Re: Linux guest VM becomes "stuck" after a period of time.

Posted: 31. May 2016, 23:07
by Presence
Also, with paravirtualization off, the system only sees "1" CPU. Does this basically mean that all the vCPUs I'm allocating to the box are being catenated into a "single" cpu from the vm's viewpoint, or that it simply isn't capable of doing more than one vCPU because of the no paravirtualization setting?

Re: Linux guest VM becomes "stuck" after a period of time.

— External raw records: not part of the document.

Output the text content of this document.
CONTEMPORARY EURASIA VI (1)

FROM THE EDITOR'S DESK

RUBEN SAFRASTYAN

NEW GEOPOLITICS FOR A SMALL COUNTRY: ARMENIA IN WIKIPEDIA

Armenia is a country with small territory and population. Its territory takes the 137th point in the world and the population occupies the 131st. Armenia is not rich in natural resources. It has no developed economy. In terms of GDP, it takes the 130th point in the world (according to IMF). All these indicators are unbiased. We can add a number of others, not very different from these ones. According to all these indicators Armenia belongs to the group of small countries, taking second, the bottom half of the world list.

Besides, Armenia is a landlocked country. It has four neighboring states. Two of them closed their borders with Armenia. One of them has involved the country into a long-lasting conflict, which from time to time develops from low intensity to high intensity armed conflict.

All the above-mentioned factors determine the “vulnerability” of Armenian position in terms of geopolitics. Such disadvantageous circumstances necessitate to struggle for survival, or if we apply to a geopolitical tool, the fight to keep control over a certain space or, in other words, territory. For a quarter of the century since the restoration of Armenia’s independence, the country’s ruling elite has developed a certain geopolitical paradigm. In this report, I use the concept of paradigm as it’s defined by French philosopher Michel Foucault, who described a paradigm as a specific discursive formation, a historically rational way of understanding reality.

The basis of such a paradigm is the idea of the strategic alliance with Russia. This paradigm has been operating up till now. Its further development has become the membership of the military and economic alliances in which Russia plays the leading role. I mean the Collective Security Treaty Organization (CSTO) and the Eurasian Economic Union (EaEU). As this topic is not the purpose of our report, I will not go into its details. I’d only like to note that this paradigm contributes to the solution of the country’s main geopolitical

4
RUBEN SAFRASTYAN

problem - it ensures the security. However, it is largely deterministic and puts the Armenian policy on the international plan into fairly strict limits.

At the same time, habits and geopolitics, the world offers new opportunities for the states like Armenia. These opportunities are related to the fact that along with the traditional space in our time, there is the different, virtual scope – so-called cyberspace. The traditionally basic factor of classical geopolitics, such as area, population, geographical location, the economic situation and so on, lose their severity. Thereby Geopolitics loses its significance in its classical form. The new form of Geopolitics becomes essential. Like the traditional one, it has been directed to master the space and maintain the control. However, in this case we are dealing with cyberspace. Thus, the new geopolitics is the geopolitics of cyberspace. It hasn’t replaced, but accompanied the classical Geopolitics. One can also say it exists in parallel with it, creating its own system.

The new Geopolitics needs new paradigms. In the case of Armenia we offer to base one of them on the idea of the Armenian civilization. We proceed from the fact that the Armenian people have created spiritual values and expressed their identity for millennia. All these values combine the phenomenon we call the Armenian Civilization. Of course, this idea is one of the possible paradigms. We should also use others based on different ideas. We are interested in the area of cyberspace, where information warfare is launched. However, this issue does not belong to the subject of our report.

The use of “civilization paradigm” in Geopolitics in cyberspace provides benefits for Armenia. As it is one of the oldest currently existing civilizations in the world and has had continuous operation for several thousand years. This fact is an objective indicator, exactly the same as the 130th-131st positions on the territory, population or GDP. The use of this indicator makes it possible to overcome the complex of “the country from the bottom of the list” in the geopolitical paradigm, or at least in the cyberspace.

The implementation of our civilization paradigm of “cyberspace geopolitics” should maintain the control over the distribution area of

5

Posted: 31. May 2016, 23:34
by Perryg
Every thing I am asking is for diagnostic purposes. Don't read in anything until we determine what the real issue is, but Cores are what VirtualBox uses not threads. The best you can have with the processors today is 8 full cores in a single die. Another thing is AMD likes to call threads cores but they are not. Hyperthreading allows more pipes per core so 8 becomes 16 but not to VirtualBox. If you have more than one actual CPU then it is multi-processors and that too has an issue of sorts to VirtualBox. It is hard for VirtualBox to span mutiple processors ( unless this has been fixed and I have not been told ) so remember that when assigning cores.

BIG NOTE: I did not say to turn Paravirtualization off, I said to turn the Paravirtualization Interface off. This is under the settings -> system -> acceleration. Turning this off should have no effect on the number of vCPUs. If it does than you have a real issue. Also what is the base for alienvault?